|Atlas scrubbed, or no 'fake ' good deed goes unpublished|
Brian J. Antal, the president of the Mahoning County St. Vincent De Paul Society is a volunteer worker. He receives no pay or national recognition for the good work he does, week after week.
I've been thinking about him off and on all week because he found himself reluctantly catapulted into the national spotlight last week by the uninvited visit of GOP Vice Presidential candidate Paul Ryan.
Hijack, would have been a more accurate word. In the Romney/Ryan's campaign's desperation to lull the public into forgetting that they're two pomaded multimillionaire's out to gut the New Deal to pay for unnecessary tax cuts for the super rich, they decided to 'soften' Ryan's public persona with a bit of charitable malarkey, shot live on camera.
Ryan, as we know, invited himself to wash the already clean dishes of the St. Vincent De Paul Society's soup kitchen. That took some heart - or stones, as Bill Clinton likes to say. But Mahoning County is in Ohio and there is no stone that Ryan plans to leave unturned, or photo opportunity abandoned, regardless of the cost to others, in that state.
Ryan came into the soup kitchen without permission on Monday and 'did nothing,' Antal told the press. He was not at the soup kitchen when Ryan visited and would have turned him away had he known - the bylaws of the society expressly forbid political grandstanding of that nature.
But no fake 'good deed' goes unpunished though. The Society has been hemorrhaging donations since the story broke. The losses have been big. 'It appears to be a substantial amount,' Antal said. 'You can rest assured there has been a substantial backlash.'
Antal said that the campaign had 'ramrodded their way' inside for their charity on stilts performance.

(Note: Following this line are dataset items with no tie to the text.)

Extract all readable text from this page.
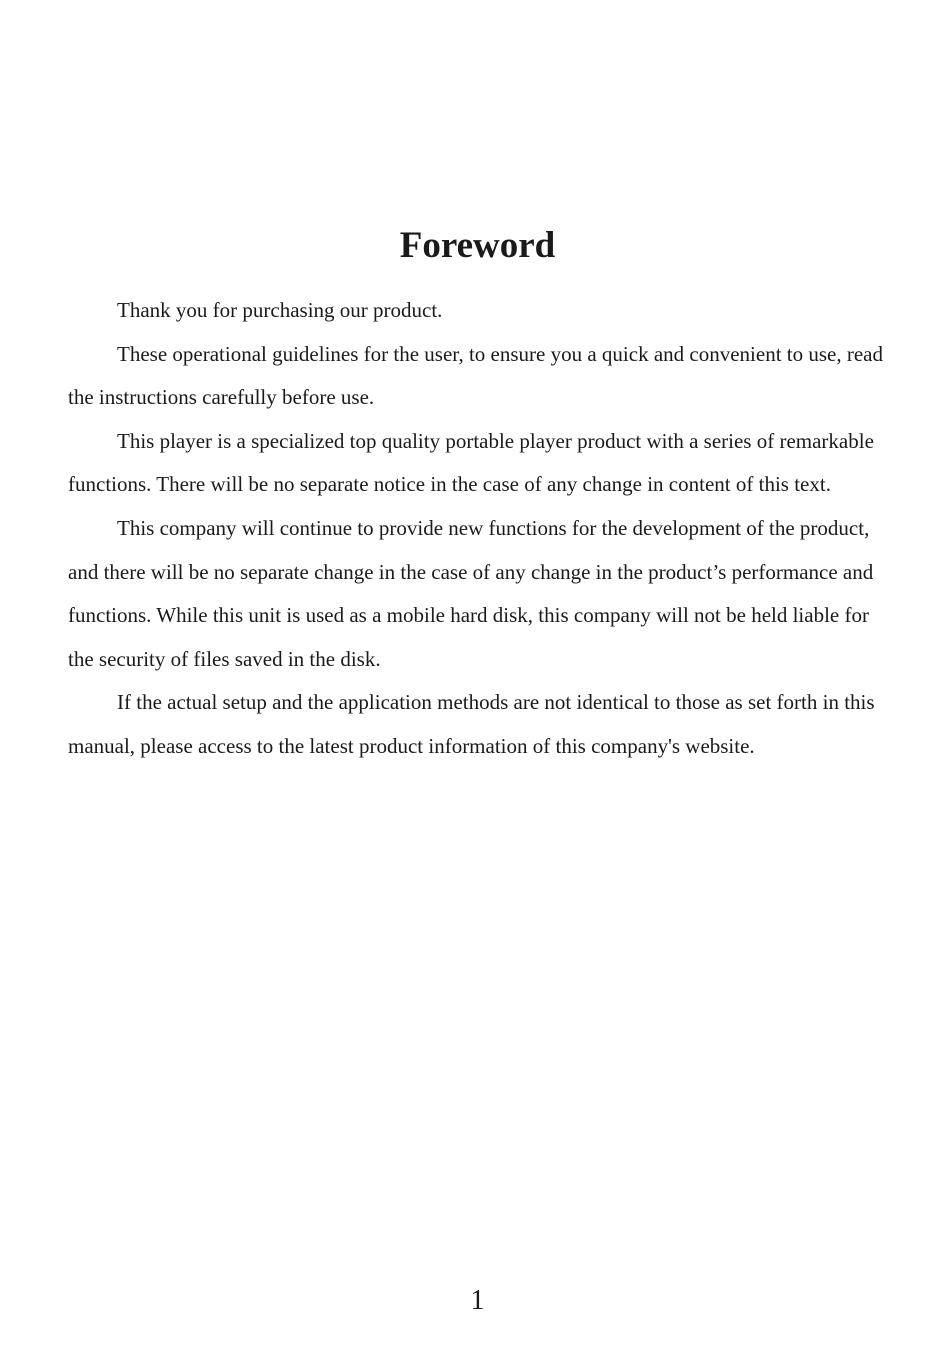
Foreword

Thank you for purchasing our product.

These operational guidelines for the user, to ensure you a quick and convenient to use, read the instructions carefully before use.

This player is a specialized top quality portable player product with a series of remarkable functions. There will be no separate notice in the case of any change in content of this text.

This company will continue to provide new functions for the development of the product, and there will be no separate change in the case of any change in the product’s performance and functions. While this unit is used as a mobile hard disk, this company will not be held liable for the security of files saved in the disk.

If the actual setup and the application methods are not identical to those as set forth in this manual, please access to the latest product information of this company's website.

1
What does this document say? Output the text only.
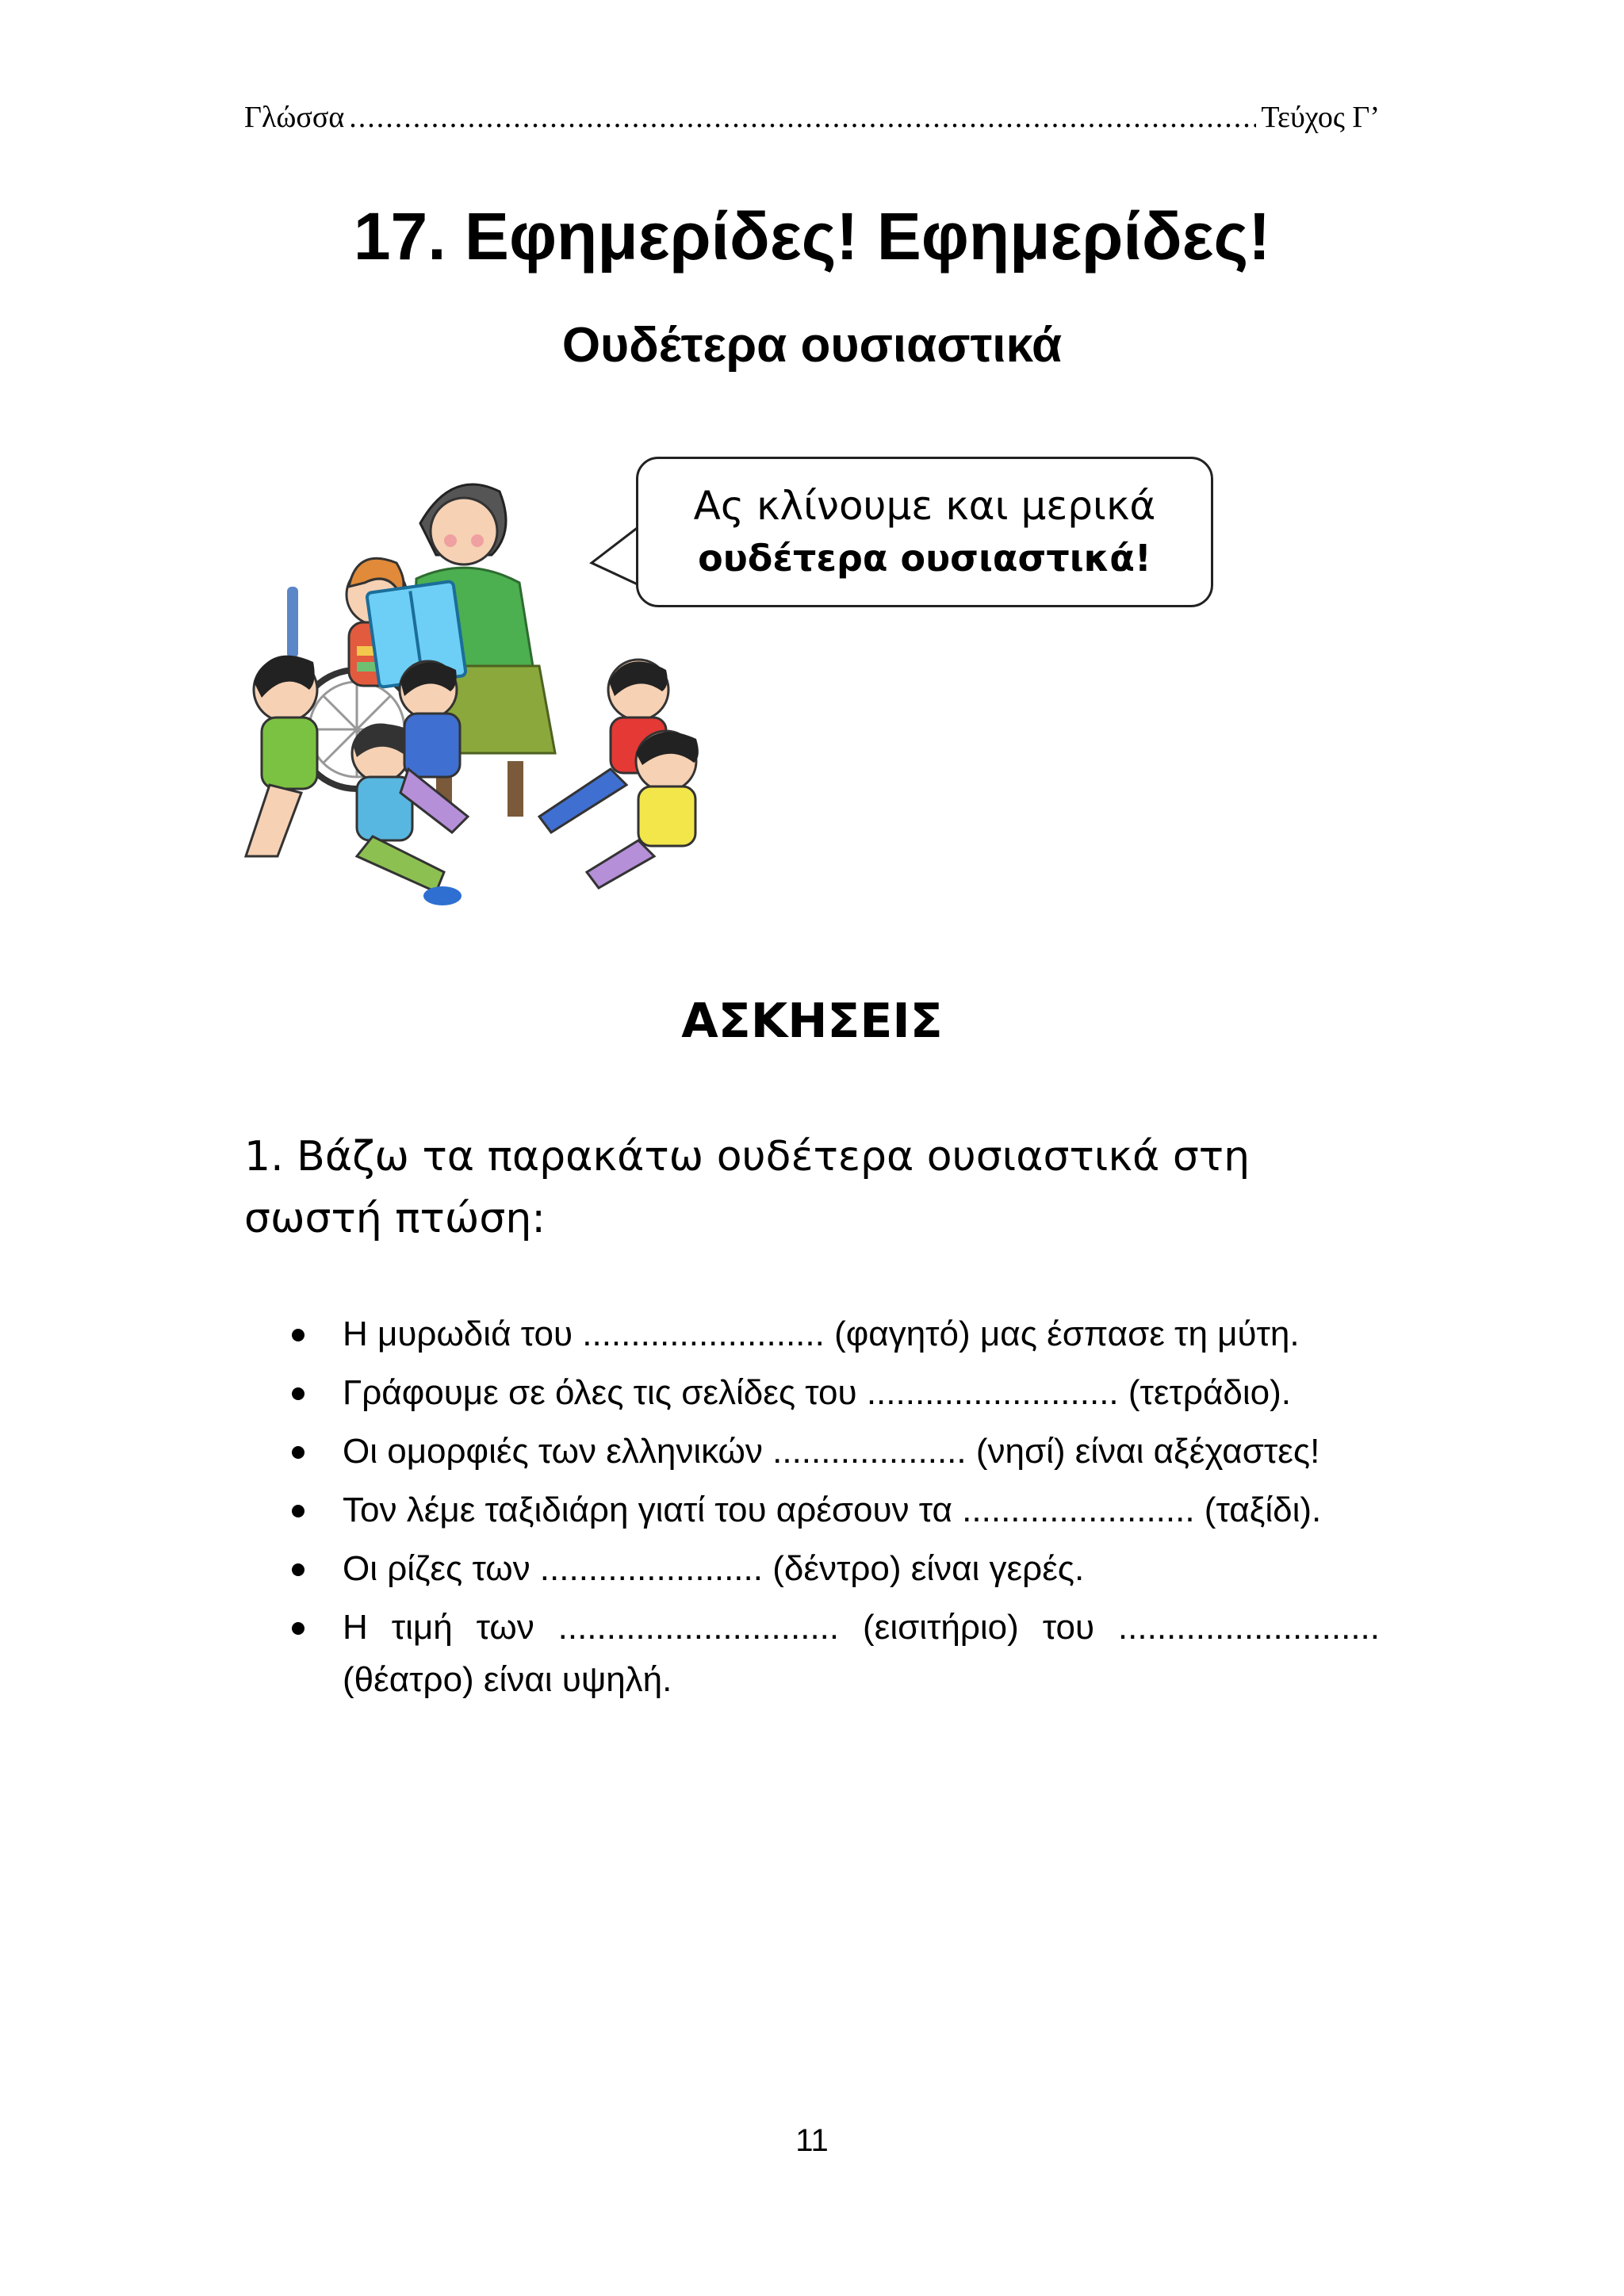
Γλώσσα
.....	Τεύχος Γ’
17. Εφημερίδες! Εφημερίδες!
Ουδέτερα ουσιαστικά
Ας κλίνουμε και μερικά
ουδέτερα ουσιαστικά!
ΑΣΚΗΣΕΙΣ
1. Βάζω τα παρακάτω ουδέτερα ουσιαστικά στη σωστή πτώση:
Η μυρωδιά του ......................... (φαγητό) μας έσπασε τη μύτη.
Γράφουμε σε όλες τις σελίδες του .......................... (τετράδιο).
Οι ομορφιές των ελληνικών .................... (νησί) είναι αξέχαστες!
Τον λέμε ταξιδιάρη γιατί του αρέσουν τα ........................ (ταξίδι).
Οι ρίζες των ....................... (δέντρο) είναι γερές.
Η τιμή των ............................. (εισιτήριο) του ........................... (θέατρο) είναι υψηλή.
11
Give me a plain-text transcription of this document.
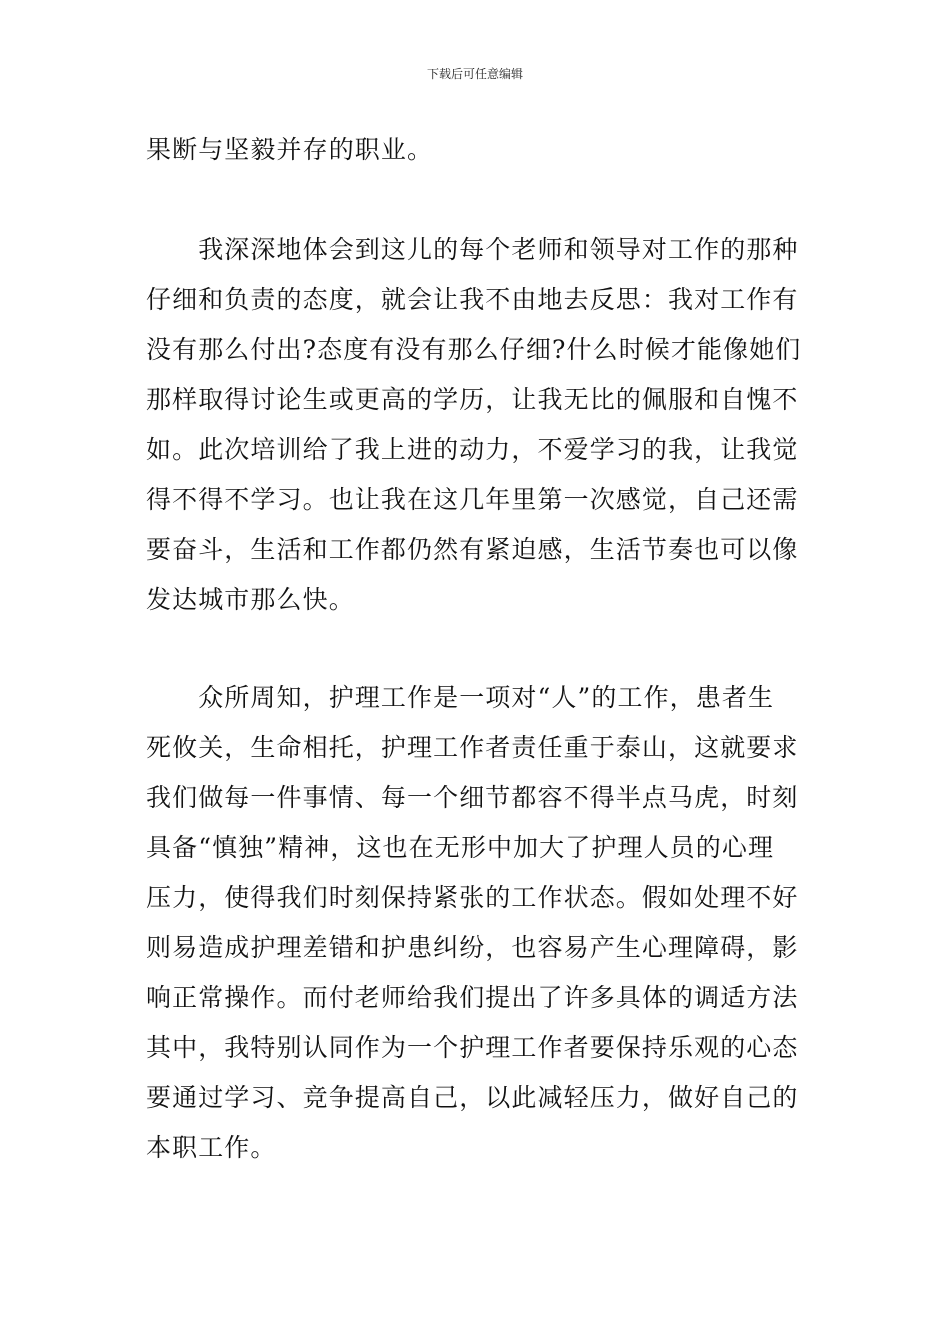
下载后可任意编辑
果断与坚毅并存的职业。
　　我深深地体会到这儿的每个老师和领导对工作的那种
仔细和负责的态度，就会让我不由地去反思：我对工作有
没有那么付出?态度有没有那么仔细?什么时候才能像她们
那样取得讨论生或更高的学历，让我无比的佩服和自愧不
如。此次培训给了我上进的动力，不爱学习的我，让我觉
得不得不学习。也让我在这几年里第一次感觉，自己还需
要奋斗，生活和工作都仍然有紧迫感，生活节奏也可以像
发达城市那么快。
　　众所周知，护理工作是一项对“人”的工作，患者生
死攸关，生命相托，护理工作者责任重于泰山，这就要求
我们做每一件事情、每一个细节都容不得半点马虎，时刻
具备“慎独”精神，这也在无形中加大了护理人员的心理
压力，使得我们时刻保持紧张的工作状态。假如处理不好
则易造成护理差错和护患纠纷，也容易产生心理障碍，影
响正常操作。而付老师给我们提出了许多具体的调适方法
其中，我特别认同作为一个护理工作者要保持乐观的心态
要通过学习、竞争提高自己，以此减轻压力，做好自己的
本职工作。
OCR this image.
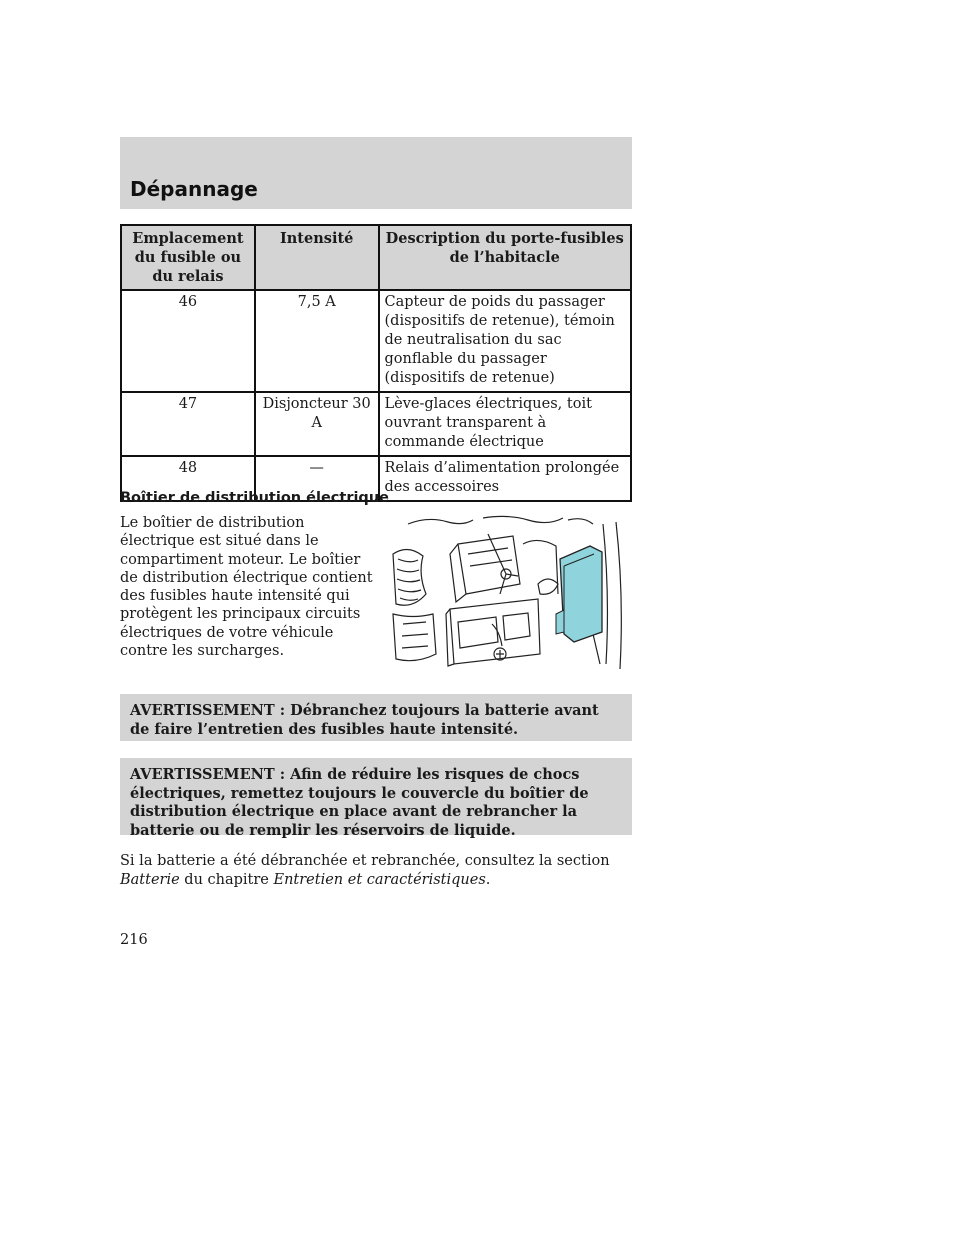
Dépannage
Emplacement du fusible ou du relais	Intensité	Description du porte-fusibles de l’habitacle
46	7,5 A	Capteur de poids du passager (dispositifs de retenue), témoin de neutralisation du sac gonflable du passager (dispositifs de retenue)
47	Disjoncteur 30 A	Lève-glaces électriques, toit ouvrant transparent à commande électrique
48	—	Relais d’alimentation prolongée des accessoires
Boîtier de distribution électrique
Le boîtier de distribution électrique est situé dans le compartiment moteur. Le boîtier de distribution électrique contient des fusibles haute intensité qui protègent les principaux circuits électriques de votre véhicule contre les surcharges.
AVERTISSEMENT : Débranchez toujours la batterie avant de faire l’entretien des fusibles haute intensité.
AVERTISSEMENT : Afin de réduire les risques de chocs électriques, remettez toujours le couvercle du boîtier de distribution électrique en place avant de rebrancher la batterie ou de remplir les réservoirs de liquide.
Si la batterie a été débranchée et rebranchée, consultez la section
Batterie du chapitre Entretien et caractéristiques.
216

But aren't mid-westerners famously repulsed by people who make a great show of their own charity? Isn't making a great show of your charity a contradiction in terms anyhow?
Antal want Ryan to go away and to take all the damage he has done with him. It's too late for that, but not too late for an apology that will doubtless never come. Ryan has made it clear he knows what's good for the nations poor and he certainly knows what's good for himself.
But this story deserves to be told over and over because it mirrors the main weakness of the Romney campaign itself: they make shameless gestures toward the middle class to lure them into voting for them.
But before you turn around you'll find that you're strapped for cash and they haven't left you with a forwarding address or an explanation.